A 'people's pageant' takes center stage

As a civil war rumbles on, women storm the catwalk for the annual "Miss Uganda" contest.

Rachael Kakungulu, descendant of the ancient tribe of Buganda, sucks in her tummy and teeters down the runway in her four-inch stilettos and black strapless dress, flashing her best Colgate smile.

From the rear of the giant white tent, a thunderous cheer goes up for the sociology major. "They like you, Rachael," quips the emcee, a cellphone-marketing executive who has just completed his first of two costume changes, from full Congolese regalia into a white suit.

Part Cinderella, part Britney Spears, last month's annual "Miss Uganda" pageant has become a national spectacle here. A diversion from the 16-year civil war that rumbles on in the north, Uganda's beauty contest inspires fervor on the level of World Cup soccer matches, and stirs the same controversies associated with its Western counterparts.

In Uganda, where the average income is less than a dollar a day, thousands shell out $15 a ticket for this year's Miss Uganda finals, held at a swanky resort on Lake Victoria. The crowd watches from plastic chairs that stretch so far back from the stage that the contestants are visible only on two jumbo television screens. VIPs dressed in tuxedos and full-length taffeta gowns sit at tables up front.

"This is our Oscars," says Sylvia Owori, the pageant's organizer and a London fashion-school graduate.
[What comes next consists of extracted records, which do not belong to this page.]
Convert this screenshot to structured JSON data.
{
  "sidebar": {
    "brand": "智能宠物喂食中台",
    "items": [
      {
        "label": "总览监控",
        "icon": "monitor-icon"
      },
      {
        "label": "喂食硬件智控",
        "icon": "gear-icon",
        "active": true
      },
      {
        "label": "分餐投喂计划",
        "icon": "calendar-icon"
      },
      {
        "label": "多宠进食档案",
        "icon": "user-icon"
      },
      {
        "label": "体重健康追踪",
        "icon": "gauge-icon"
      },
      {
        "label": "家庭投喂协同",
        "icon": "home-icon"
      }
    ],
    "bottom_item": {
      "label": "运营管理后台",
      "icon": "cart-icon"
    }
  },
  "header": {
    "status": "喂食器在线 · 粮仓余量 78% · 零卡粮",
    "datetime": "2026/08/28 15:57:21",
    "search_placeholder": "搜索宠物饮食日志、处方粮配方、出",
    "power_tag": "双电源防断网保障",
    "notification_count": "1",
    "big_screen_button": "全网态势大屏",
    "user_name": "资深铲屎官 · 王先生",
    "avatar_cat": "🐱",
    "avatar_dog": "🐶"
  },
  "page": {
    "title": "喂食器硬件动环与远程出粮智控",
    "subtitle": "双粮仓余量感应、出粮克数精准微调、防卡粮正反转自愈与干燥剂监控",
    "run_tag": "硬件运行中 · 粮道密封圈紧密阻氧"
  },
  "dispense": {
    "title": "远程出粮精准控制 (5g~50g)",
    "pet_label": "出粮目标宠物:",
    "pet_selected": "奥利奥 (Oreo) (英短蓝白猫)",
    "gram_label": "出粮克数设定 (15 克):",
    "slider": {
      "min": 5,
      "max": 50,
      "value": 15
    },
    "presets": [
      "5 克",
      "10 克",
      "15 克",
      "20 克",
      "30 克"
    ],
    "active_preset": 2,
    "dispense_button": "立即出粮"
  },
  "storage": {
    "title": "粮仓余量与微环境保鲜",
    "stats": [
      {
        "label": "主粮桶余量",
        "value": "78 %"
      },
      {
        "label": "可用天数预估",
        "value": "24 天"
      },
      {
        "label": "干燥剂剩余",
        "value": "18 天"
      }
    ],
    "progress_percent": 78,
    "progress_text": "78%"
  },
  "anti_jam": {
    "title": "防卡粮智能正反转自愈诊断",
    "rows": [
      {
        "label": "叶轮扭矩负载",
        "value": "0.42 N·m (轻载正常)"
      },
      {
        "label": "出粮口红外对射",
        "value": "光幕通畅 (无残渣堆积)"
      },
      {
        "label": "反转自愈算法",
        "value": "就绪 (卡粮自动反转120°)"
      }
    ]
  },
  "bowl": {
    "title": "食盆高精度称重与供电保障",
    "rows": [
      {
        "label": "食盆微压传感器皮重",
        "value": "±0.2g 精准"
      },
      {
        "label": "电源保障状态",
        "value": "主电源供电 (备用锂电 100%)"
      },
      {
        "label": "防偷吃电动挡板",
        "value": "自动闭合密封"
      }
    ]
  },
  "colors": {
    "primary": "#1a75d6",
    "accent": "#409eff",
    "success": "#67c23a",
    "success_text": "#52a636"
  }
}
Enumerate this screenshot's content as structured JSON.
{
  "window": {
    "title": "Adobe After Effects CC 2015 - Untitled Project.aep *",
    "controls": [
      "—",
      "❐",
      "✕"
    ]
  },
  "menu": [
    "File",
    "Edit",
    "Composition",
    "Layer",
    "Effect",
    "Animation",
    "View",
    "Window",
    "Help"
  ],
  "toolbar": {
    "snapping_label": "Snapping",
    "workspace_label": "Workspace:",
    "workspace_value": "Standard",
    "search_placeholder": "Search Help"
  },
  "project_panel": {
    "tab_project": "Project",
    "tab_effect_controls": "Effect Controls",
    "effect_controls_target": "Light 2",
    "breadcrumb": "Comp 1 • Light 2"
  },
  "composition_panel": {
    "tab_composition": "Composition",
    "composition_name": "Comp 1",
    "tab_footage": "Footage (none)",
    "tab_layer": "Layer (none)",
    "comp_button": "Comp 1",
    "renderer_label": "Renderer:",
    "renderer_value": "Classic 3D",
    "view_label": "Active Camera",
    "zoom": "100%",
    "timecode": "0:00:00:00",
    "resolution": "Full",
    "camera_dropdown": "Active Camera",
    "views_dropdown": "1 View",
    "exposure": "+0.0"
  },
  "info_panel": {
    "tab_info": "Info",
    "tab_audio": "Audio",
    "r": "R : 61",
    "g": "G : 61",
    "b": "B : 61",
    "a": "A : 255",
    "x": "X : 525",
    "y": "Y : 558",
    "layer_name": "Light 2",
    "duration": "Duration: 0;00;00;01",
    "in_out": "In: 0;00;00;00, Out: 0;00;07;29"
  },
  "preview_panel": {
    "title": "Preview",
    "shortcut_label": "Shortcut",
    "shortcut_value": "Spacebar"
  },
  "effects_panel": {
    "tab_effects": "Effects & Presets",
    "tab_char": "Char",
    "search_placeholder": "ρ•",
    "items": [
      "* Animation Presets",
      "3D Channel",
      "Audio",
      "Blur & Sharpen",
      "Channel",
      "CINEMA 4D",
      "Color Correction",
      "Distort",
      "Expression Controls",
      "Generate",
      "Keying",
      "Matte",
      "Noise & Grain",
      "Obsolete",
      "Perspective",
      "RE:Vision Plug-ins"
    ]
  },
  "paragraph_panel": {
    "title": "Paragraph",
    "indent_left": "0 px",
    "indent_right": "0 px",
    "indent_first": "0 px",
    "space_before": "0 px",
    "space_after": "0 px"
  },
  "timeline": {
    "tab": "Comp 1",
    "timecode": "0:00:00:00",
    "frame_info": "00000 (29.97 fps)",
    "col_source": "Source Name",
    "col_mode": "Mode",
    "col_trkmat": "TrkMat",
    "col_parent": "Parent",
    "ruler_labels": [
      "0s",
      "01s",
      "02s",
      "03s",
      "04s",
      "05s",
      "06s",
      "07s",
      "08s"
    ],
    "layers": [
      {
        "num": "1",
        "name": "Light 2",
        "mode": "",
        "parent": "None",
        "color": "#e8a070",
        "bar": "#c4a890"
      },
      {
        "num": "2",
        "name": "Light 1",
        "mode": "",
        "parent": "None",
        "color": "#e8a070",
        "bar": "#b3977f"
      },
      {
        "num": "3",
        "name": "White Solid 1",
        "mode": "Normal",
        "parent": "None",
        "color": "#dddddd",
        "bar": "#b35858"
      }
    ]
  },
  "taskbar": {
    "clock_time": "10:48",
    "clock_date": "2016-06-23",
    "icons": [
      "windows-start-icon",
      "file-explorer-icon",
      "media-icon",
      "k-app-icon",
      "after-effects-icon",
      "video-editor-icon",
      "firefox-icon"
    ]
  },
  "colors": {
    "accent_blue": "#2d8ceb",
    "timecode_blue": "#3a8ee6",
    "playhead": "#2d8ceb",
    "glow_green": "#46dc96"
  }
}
This year, Ms. Owori organized a three-week boot camp for the contestants, who come mostly from rural villages. To turn the 21 Eliza Doolittles into fair ladies, Owori and her staff of a dozen drilled them on everything from how to walk and talk to what sort of company a beauty queen should keep.

Among the hopefuls was Leyla Farid, an 18-year-old high school student from the eastern village of Mbale, whose heroine is British supermodel Naomi Campbell. Susan Alobo, who comes from the country's war-torn north, told the judges her ambition was to become a general in the Ugandan Army. Asked what she had gained from participating in the pageant, 19-year-old Salmah Mirembe, a would-be travel agent, said: "It has helped me to come out and discover my confidence. It has made me into a respectable woman."

Local newspapers carry pages of coverage each day starting weeks before the pageant itself. A pick-your-own-winner contest sponsored by a South African cellphone company drew nearly 60,000 participants. Kampalans, known for their trendy clothes regardless of income level, flock to the event in halter tops and heels.

Some Ugandans, meanwhile, wonder why something as banal as a beauty contest has the country so transfixed. The Monitor, a Kampala daily, bitterly lampooned the country's obsession with the pageant at a time when scores of Ugandans have been massacred by rebels in the north. The leader of a fundamentalist Muslim sect here publicly condemned the contest, likening its organizers to "brothel owners who turn young girls into prostitutes."

"The whole beauty pageant concept – that a woman should look a certain way and walk a certain way – really runs away from the traditional African perception of beauty," says Florence Ebila, who teaches a course on the portrayal of women in the media at Kampala's Makerere University.

Owori argues that her pageant is about more than physical beauty. (This year's winner, 23-year-old Rehema Nakuya, is in her final year of medical school.) Perhaps more important, she says it allows for a sense of national pride in a small, very poor country where reasons to feel proud are often in short supply.

"In another part of the world, I don't think it would make much difference," says Owori, "but here, people feel that they own this event. We're doing something for our country."